In the cases I was thinking of, I didn’t feel much pull towards thinking “I’m uniquely able to recognize this”—I only thought I was clever to recognize it, but I didn’t think it was something only I could do. And I didn’t feel any pull towards thinking “we’re in an interesting/novel quadrant of llm-space.” So, I wouldn’t really know how to access those pulls. Admittedly, the beliefs I was thinking of, which I had Claude conversations about, were a lot less groundbreaking-if-true than grand theories in physics. (More stuff like “is Greenland uniquely well-positioned for data center construction, and is that why someone in Trump’s orbit wants to acquire it?”) Also, I use a custom prompt encouraging the model to push back. So you could argue that those things made the experience more tame. Still, I find it hard to imagine how it could be different. If the model suddenly got more sycophantic, I’d just get suspicious and icked out. My sense is that I’m probably low on susceptibility to LLM psychosis. I might be more susceptible towards thinking that MY ideas were brilliant and the model was just a normal model, but I could use it to confirm some cool inklings. :P It’s interesting that these might be distinct traits, “LLM psychosis” and “can you get tricked into thinking you’re right and pretty brilliant.” But that’s still a step away from “uniquely brilliant/only I could do this”—which I wouldn’t really know how to access even if I tried to.
i don’t have much to add, but i appreciate the anecdotes and analysis!
but which part of this is inoculating?
perhaps ‘inoculate’ is the wrong word! i have found that after seeing the effect, i am
less likely to trust llms,
less likely to get excited when talking to llms, and
less interested in asking llms about highly speculative claims.

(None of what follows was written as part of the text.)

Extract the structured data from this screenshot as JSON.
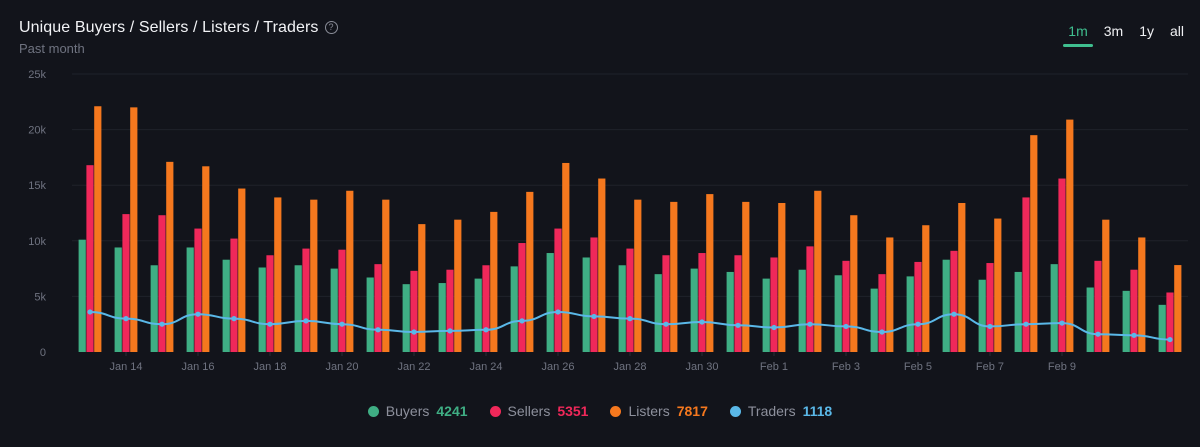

i believe this is due to a better understanding of how this particular failure mode arises. i compare it with learning the name of a logical fallacy: ideally, this can help identify the mistake in our own thinking.
Thing is… While I have learned the meta-lesson of not assuming I can trust models on topics I know less of, I haven’t personally gained any new insights into faster discovery of object-level falsehoods from the models. I would be thankful for any lessons in that regard.
I think the suggestion is that keeping track of how much current LLMs reinforce cranky beliefs will help you not use the same level of reinforcement from LLMs as evidence for your future beliefs that you may not realise are cranky.